Our study also focused on trials registered with ClinicalTrials.gov, one of several registries where trials can be reported, including the International Standard Randomized Control Trial Number Register (http://isrctn.org), World Health Organization (WHO) International Clinical Trials Registry (http://www.who.int/trialsearch/), and corporate trial registries and databases of manufacturers of drugs. ClinicalTrials.gov is the largest US-based registry, however, and may be generalizable for all registered HIV and HCV interventional trials.

Given that trials cannot be registered without completion of all mandatory data elements and are required to conform to relevant national health regulations, we had few missing data. For the one variable that did have a significant percentage of missing data, utilization of a data monitoring committee, our analysis showed this was more likely to go unreported in industry- sponsored trials. This could be explained by other arrangements for safety monitoring in industry trials besides the use of DMC, such as use of a contract ethics review board.

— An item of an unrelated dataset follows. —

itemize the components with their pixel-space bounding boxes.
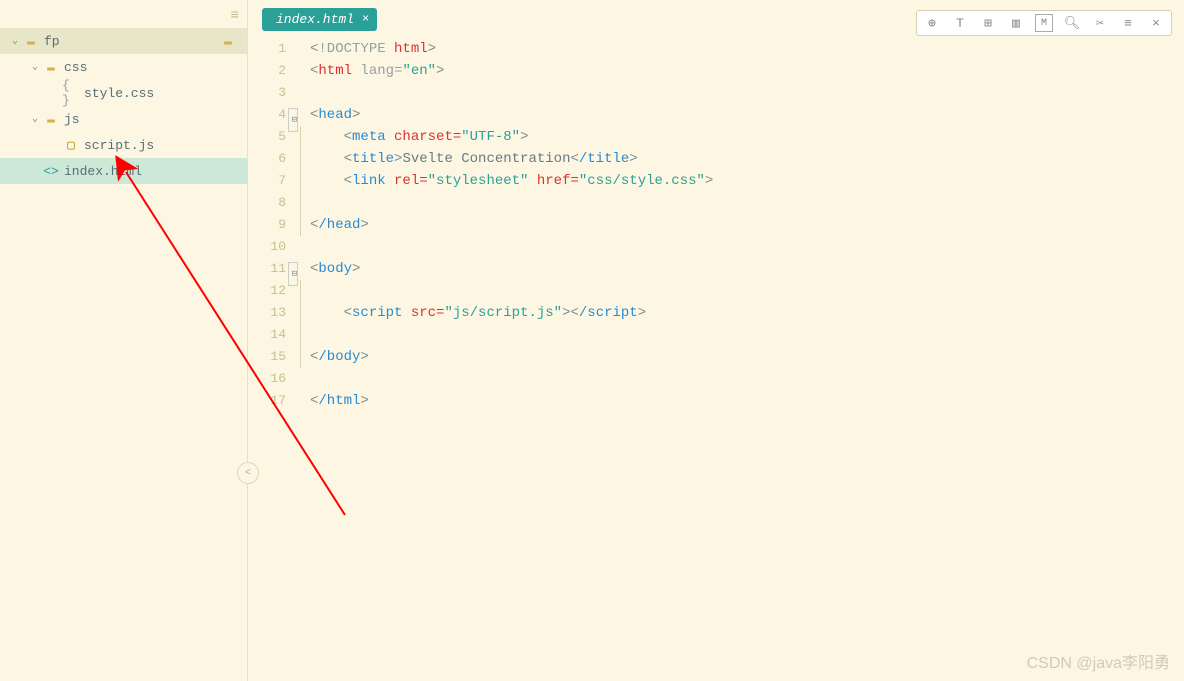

We expected to see a stronger association of industry sponsorship and decreased use of randomization in phase 4 HIV and HCV trials (compared to phase 2 and 3 trials), since these are conducted after FDA drug approval and therefore generally have less governmental oversight. Phase 4 registered trials on ClinicalTrials.gov have also been shown previously to report less use of blinding and randomization overall [22]. Effect measure modification was not significant in our analysis, however. This could be due to the fact that post-registration HIV/AIDS and HCV trials sponsored by industry are more likely to collaborate with academic institutions and consortia than other disease conditions, or are under more public scrutiny overall.

Conclusions

In this cross-sectional analysis of publicly registered HIV/AIDS and HCV adult phase 2 to 4 interventional clinical trials, we found randomized study design was as likely in industry-sponsored trials as in non-industry-sponsored trials. The potential for industry bias in the full cascade of publicly registered trials, from study design to implementation and presentation, though, requires further critical evaluation.